Strymon brings innovation to datacenter management by introducing a formal data model as a common basis for understanding and simulating diverge operations in the datacenter.

This formal model is based on the concept of property graphs, which are used to fuse different types of data collected from the datacenter (relational, semi-structured, text, etc.) into a uniform representation. Property graphs in Strymon capture structural and behavioural properties of the various datacenter components, and provide the necessary abstractions to help operators evaluate hypotheses (alternative behaviour) and conditions (expected behaviour) in a prinicipled manner.

Property graphs

A property graph G in Strymon has these elements:

  • A set of vertices V, each one having a unique ID, a set of outgoing edges, a set of incoming edges, and a collection of properties (attributes).

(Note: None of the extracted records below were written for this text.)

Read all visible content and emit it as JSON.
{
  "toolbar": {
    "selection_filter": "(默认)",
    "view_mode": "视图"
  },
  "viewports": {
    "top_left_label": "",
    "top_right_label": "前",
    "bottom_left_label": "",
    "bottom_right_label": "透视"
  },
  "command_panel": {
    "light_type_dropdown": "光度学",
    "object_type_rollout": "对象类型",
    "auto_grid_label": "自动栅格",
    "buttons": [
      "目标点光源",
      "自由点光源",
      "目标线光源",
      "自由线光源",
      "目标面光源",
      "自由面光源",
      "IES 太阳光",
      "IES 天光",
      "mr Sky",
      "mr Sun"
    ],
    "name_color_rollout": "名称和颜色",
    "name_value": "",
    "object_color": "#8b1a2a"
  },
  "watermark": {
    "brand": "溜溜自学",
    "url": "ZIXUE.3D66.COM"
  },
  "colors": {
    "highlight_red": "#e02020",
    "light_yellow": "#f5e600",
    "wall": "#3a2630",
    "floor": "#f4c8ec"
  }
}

  • A set of edges E, each one having a unique ID, a label, a couple of end vertices, and a collection of properties (attributes).

An example property graph from Strymon’s incremental routing use case models the network topology as a graph G = (V, E), where:

  • V is the set of vertices (hosts and switches), each with a unique ID and zero or more properties relevant to routing, such as the online status of a switch.

  • E is the set of edges representing physical links identified by their endpoints. Each edge has an associated weight w used to denote bandwidth, which is used by the incremental routing algorithm.

An example Property Graph

A core feature of Strymon’s property graphs is that elements are also associated with a delta value δ ∈ {−1,+1} that is used to represent changes in the graph G.

In the previous example, link and switch additions are equivalent to adding edges with δ = +1, while removals are expressed as sets of edges with negative delta values (δ = -1). Removing a switch, let s, is simply done by removing all edges with s as an endpoint. Also, weight changes are modeled as edge removals followed by an edge addition with the updated weight.

As our use cases demonstrate, this modeling approach greatly facilitates the definition of hypothetical scenarios in simulations, and also simplifies Strymon’s execution model.